Anthropic is pulling back a controversial policy for its latest AI model, Claude Fable 5, that would have secretly hobbled researchers attempting to use it for advanced AI development. The company changed course after facing significant criticism from the AI research community.
Anthropic stated, "We're changing Fable 5’s safeguards for frontier LLM development to make them visible.

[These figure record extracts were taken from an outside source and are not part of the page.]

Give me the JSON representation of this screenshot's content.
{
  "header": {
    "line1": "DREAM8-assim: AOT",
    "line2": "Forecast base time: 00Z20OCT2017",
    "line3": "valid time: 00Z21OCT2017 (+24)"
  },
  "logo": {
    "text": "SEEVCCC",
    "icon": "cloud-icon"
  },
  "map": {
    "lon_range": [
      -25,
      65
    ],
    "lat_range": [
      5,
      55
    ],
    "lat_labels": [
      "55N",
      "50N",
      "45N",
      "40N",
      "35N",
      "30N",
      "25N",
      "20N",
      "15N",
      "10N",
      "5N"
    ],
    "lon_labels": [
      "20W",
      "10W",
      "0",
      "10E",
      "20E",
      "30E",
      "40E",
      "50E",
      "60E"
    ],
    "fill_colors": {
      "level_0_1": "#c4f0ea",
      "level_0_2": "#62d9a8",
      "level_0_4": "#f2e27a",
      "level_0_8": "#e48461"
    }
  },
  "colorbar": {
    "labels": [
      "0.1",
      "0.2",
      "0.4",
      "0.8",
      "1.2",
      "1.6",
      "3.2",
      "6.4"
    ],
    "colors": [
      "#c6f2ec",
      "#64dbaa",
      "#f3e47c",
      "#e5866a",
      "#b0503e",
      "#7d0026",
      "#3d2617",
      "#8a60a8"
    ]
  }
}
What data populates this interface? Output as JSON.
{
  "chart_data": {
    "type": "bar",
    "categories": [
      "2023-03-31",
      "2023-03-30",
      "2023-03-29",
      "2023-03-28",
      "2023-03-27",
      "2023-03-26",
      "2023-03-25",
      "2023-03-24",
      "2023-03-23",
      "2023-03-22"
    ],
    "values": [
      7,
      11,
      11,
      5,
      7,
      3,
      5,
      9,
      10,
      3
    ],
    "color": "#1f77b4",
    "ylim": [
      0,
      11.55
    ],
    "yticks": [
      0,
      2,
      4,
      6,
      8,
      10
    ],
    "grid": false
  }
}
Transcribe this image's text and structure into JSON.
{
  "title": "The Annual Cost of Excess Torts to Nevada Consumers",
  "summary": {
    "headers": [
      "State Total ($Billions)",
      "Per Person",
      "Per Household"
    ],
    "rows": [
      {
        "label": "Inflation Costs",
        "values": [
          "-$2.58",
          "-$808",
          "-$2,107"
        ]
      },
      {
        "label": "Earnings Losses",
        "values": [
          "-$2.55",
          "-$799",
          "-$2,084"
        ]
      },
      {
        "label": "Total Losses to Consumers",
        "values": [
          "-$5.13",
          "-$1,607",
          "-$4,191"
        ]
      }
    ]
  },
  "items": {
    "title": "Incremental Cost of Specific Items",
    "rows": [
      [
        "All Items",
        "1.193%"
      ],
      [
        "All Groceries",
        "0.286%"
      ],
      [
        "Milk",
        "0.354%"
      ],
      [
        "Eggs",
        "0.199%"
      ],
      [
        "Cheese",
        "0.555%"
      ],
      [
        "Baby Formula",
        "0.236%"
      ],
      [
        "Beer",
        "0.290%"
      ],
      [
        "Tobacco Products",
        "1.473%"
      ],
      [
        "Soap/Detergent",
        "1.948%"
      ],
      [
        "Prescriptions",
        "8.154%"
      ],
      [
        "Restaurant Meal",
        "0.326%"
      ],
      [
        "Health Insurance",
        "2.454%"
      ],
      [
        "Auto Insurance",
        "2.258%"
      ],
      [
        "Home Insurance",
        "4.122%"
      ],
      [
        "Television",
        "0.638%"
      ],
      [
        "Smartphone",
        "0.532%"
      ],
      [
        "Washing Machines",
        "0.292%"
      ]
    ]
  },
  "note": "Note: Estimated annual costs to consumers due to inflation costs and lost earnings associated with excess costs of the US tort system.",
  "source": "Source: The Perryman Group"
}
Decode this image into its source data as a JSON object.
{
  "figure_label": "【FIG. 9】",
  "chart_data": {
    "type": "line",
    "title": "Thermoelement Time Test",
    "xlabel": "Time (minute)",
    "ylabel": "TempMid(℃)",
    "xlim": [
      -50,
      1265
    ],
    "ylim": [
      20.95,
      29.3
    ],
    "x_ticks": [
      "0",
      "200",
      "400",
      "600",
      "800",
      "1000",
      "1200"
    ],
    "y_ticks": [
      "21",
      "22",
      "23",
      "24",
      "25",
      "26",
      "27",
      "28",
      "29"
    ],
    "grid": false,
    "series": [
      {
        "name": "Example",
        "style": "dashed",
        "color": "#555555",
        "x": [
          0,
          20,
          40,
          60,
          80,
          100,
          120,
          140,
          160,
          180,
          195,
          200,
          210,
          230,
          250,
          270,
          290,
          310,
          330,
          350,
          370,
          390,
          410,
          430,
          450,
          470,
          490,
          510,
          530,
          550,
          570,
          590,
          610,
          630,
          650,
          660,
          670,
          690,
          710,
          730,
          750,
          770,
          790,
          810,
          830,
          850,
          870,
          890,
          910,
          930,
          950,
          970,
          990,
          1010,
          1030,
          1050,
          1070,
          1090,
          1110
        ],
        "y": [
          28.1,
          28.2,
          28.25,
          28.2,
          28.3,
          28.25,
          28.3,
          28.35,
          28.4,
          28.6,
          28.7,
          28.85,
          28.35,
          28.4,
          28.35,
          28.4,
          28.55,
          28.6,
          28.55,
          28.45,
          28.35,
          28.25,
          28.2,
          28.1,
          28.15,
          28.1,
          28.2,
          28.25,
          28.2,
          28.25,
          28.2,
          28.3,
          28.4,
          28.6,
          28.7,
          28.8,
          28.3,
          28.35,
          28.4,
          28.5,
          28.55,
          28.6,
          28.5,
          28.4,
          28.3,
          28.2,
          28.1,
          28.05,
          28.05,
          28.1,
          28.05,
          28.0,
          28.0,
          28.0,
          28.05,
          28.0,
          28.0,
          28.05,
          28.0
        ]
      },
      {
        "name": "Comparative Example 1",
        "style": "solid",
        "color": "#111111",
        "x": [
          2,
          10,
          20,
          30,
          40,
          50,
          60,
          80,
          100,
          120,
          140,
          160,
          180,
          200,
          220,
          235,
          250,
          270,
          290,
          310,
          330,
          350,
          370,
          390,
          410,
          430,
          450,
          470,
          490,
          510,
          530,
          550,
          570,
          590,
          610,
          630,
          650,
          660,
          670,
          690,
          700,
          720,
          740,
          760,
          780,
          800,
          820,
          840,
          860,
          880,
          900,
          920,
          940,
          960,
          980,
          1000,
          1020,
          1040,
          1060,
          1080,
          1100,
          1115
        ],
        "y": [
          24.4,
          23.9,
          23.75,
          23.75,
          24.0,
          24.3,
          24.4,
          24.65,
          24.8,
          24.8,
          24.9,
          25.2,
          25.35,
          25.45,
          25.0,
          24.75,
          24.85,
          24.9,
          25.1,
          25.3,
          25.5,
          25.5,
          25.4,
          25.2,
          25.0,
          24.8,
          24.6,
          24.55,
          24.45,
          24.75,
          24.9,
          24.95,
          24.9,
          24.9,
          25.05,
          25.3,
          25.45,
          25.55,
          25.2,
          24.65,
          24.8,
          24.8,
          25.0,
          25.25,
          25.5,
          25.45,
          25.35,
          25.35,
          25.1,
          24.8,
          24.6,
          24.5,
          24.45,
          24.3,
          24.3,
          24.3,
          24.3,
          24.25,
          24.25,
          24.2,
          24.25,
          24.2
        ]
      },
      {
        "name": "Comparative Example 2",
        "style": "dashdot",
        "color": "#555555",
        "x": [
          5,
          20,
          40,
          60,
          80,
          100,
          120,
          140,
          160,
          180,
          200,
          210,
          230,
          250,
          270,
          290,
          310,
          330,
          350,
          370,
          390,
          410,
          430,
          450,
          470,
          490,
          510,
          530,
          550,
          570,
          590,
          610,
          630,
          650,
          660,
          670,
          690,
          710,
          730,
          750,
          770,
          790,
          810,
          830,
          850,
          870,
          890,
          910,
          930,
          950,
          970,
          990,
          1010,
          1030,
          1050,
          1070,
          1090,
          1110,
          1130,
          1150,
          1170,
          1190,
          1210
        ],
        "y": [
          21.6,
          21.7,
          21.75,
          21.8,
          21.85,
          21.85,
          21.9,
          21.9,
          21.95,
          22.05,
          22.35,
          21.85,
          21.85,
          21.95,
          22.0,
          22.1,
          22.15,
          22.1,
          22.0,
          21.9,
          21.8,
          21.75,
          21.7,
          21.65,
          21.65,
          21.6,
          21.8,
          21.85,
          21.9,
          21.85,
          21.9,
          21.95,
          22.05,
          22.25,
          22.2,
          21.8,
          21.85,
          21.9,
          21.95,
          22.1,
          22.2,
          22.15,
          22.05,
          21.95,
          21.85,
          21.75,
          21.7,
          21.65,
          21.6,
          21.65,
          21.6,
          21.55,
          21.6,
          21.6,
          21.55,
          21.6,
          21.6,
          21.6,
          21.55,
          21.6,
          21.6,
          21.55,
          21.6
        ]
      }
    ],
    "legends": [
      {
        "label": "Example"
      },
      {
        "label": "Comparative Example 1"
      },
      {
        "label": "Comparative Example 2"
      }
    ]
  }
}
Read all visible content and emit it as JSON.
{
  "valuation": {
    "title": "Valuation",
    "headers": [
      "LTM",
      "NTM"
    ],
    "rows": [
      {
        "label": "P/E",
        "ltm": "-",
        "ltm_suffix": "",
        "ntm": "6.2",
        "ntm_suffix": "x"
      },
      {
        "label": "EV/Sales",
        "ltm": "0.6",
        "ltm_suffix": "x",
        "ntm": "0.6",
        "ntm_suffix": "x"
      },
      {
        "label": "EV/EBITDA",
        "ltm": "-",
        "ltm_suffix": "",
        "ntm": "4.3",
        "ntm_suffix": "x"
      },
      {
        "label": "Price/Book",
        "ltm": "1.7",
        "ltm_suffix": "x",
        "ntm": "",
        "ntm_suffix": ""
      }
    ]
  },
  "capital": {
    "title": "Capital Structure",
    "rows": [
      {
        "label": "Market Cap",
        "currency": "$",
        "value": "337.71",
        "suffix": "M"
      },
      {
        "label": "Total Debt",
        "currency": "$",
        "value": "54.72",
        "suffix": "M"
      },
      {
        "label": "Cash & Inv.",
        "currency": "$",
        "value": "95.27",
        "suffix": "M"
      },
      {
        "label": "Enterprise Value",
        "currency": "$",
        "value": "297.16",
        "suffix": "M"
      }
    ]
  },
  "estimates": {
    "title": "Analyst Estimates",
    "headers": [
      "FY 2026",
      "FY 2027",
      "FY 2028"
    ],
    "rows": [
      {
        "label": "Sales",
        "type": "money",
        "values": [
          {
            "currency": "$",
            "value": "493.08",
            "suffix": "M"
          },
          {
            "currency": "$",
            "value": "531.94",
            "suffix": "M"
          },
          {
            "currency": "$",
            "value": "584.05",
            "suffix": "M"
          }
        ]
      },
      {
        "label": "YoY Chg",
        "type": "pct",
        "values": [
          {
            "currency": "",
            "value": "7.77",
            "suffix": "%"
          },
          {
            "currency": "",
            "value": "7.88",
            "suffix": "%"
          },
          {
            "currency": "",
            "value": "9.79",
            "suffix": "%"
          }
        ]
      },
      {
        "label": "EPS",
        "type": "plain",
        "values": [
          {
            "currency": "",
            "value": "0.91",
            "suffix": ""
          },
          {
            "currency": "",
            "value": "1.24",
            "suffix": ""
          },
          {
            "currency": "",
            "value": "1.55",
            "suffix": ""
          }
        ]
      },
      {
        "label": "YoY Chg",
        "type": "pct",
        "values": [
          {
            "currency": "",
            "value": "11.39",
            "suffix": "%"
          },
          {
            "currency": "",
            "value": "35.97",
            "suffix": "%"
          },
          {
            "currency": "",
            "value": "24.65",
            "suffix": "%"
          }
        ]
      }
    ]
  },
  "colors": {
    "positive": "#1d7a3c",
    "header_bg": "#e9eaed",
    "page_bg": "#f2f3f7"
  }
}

We made the wrong tradeoff and we apologize for not getting the balance right." The company had initially implemented hidden "safeguards" to degrade the model's performance for users trying to train competing AI models, a move explicitly banned in its terms of service.
While other safeguards for Claude Fable 5, like rerouting users asking about cybersecurity or biology to a less capable model, were expected, the covert degradation for AI development drew sharp criticism. Researchers expressed concerns that this policy could have created a future where only a few major AI labs could conduct cutting-edge research, effectively "pulling the ladder up behind them," as one researcher put it.
The reversal came after fierce backlash, with critics arguing that secretly degrading performance was "shockingly hostile" and undermined Anthropic's stated commitment to AI safety by hindering collaboration. This policy change also raised concerns for developers who might not know if they were violating rules, and could have impacted third-party firms evaluating AI models.
Anthropic explained that the original measures were intended to prevent adversaries from using its most capable models for dangerous purposes and to slow down AI development if it outpaced societal adaptation. However, by making the safeguards visible, Anthropic acknowledges it may need to cast a wider net, potentially affecting more benign requests, and is working to improve the precision of its classifiers.